No MOAT, but very solid assets
A MOAT is a sustainable competitive advantage. Examples include Microsoft software, which is installed as standard on the vast majority of computers sold worldwide, or Coca-Cola, whose brand is recognized worldwide.
Watsco is not on that level. The company operates in a complicated, highly fragmented market, where the battle between selling prices and costs is incessant. Nevertheless, Watsco has now become the leading player in its field, with a market share of between 15% and 18%. The company's territorial coverage is already highly effective, with 691 warehousing and distribution facilities.

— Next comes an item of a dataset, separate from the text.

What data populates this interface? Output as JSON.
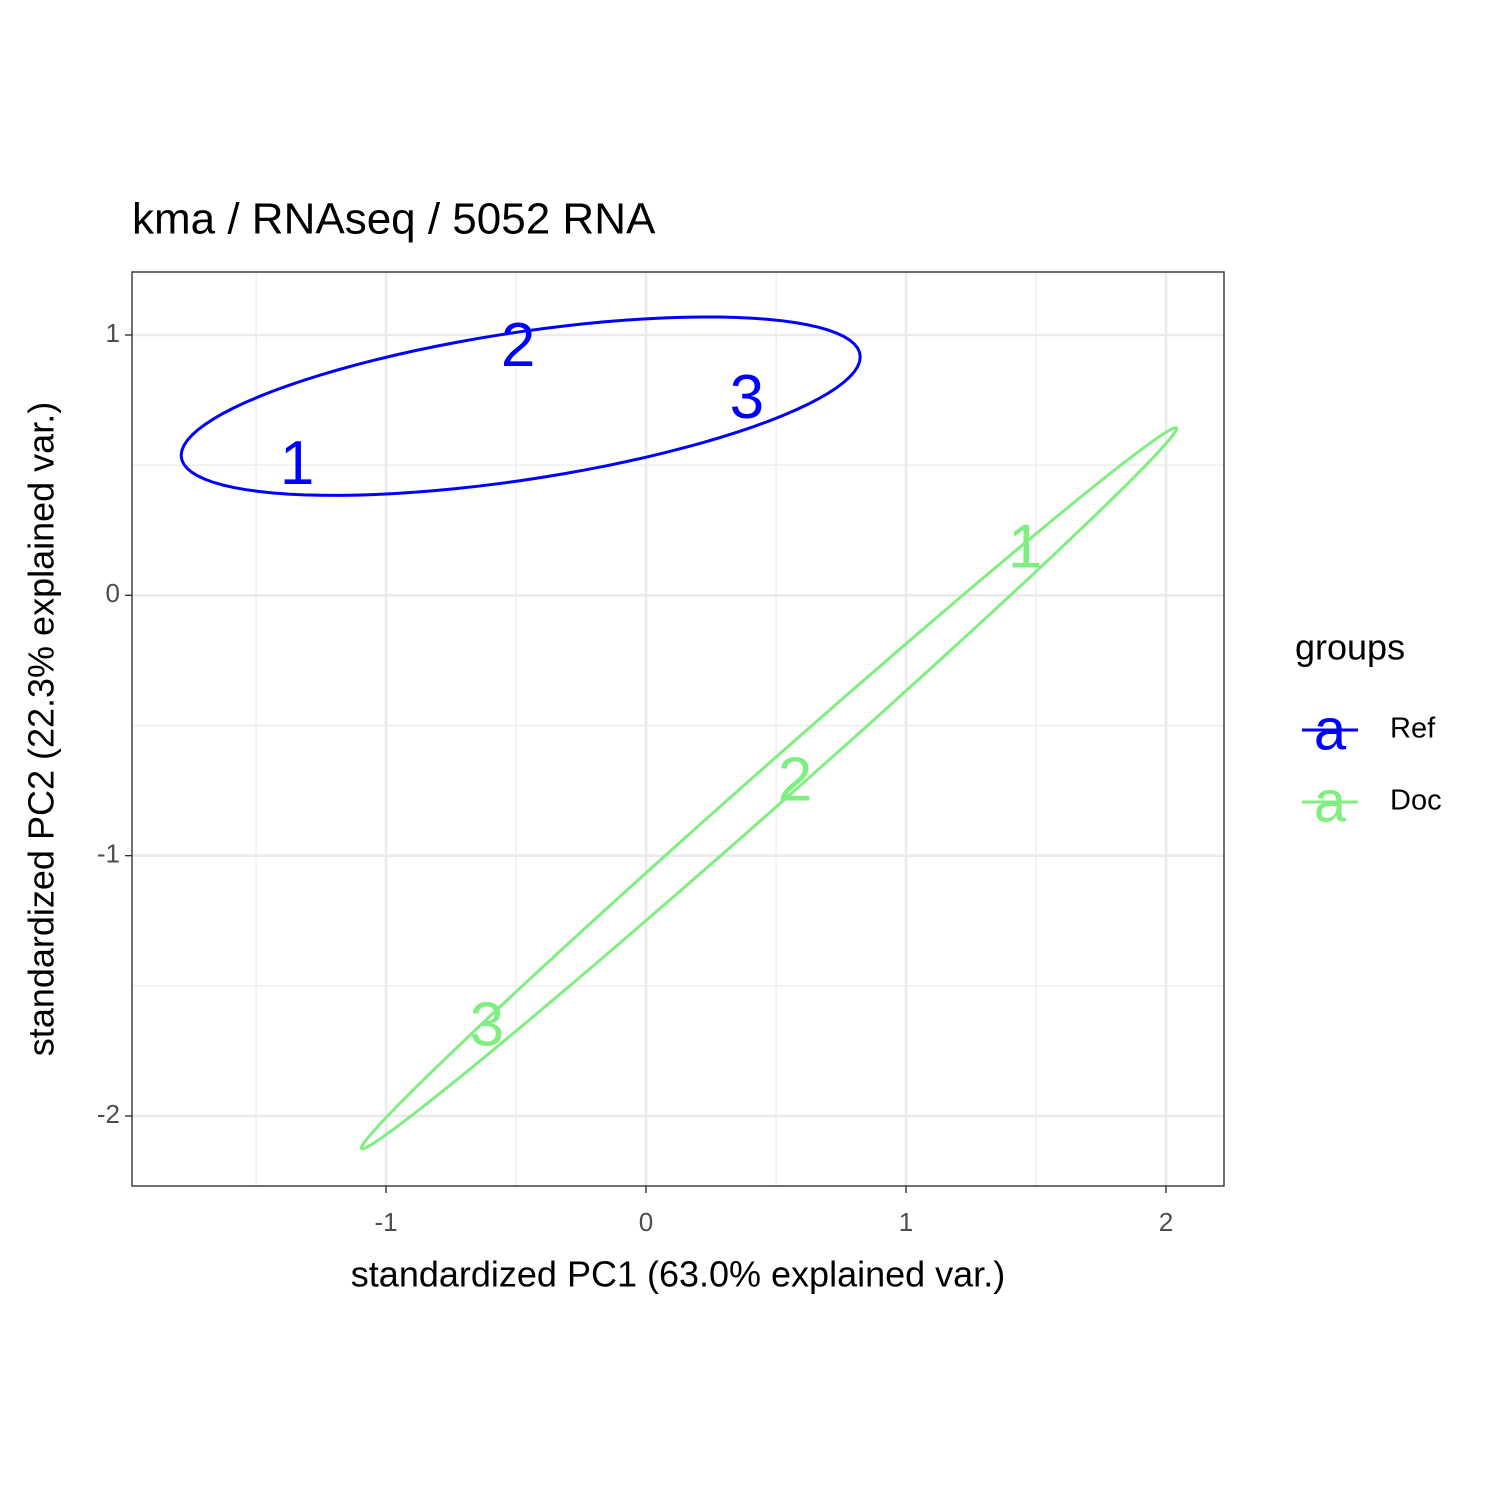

Watsco in 1989 vs. 2024. The company has built a serious moat around its castle (source: Watsco annual report).
Let's talk numbers
As is often the case, the quality of a listed company's performance can be seen in its published figures. Over the last ten years (2014-2023), revenues have risen from $3.9 billion to $7.3 billion. Margins soared during the Covid, as the group managed to implement various price increases against a backdrop of high inflation. Since then, volumes have not faltered, and business levels are at record levels. It is underpinned in particular by replacement equipment (between 65% and 70% of sales) linked to the ageing installed base of central air conditioners and residential boilers (average life expectancy of the latter is between 15 and 25 years).(average lifespan between 8 and 20 years), as well as new standards and the introduction of more energy-efficient and cost-effective models. The replacement market is less cyclical than the new-build market (which accounts for 10-15% of sales; the remainder (15-20%) depends on the commercial sector), as requirements are more regular and less dependent on the economic context.
Over the period, earnings per share (EPS) increased by a factor of 3.2. Free cash flow by a factor of 3, and all this with negligible debt. At the same time, the share price has risen from $100 to $471, to which must be added a steadily rising dividend offering a yield of around 2.3%. The creation of shareholder value is therefore impressive, all the more so as it has been achieved with a perfectly preserved balance sheet, which should enable the sector to consolidate further in the years to come.
Waiting for a better entry?
The share price is currently trading above analysts' average target. JPMorgan, in a very positive article on the stock, believes that the current valuation is relatively high in a market context that seems to have reached record volumes and margins. Nor should we underestimate possible temporary headwinds in a still highly inflationary climate which, for the time being, limits visibility over the coming quarters. In this context, the current valuation, which easily exceeds 30 times earnings, seems slightly overvalued. On this ultra-quality dossier, a pullback in the stock could therefore be put to good use from a long-term perspective.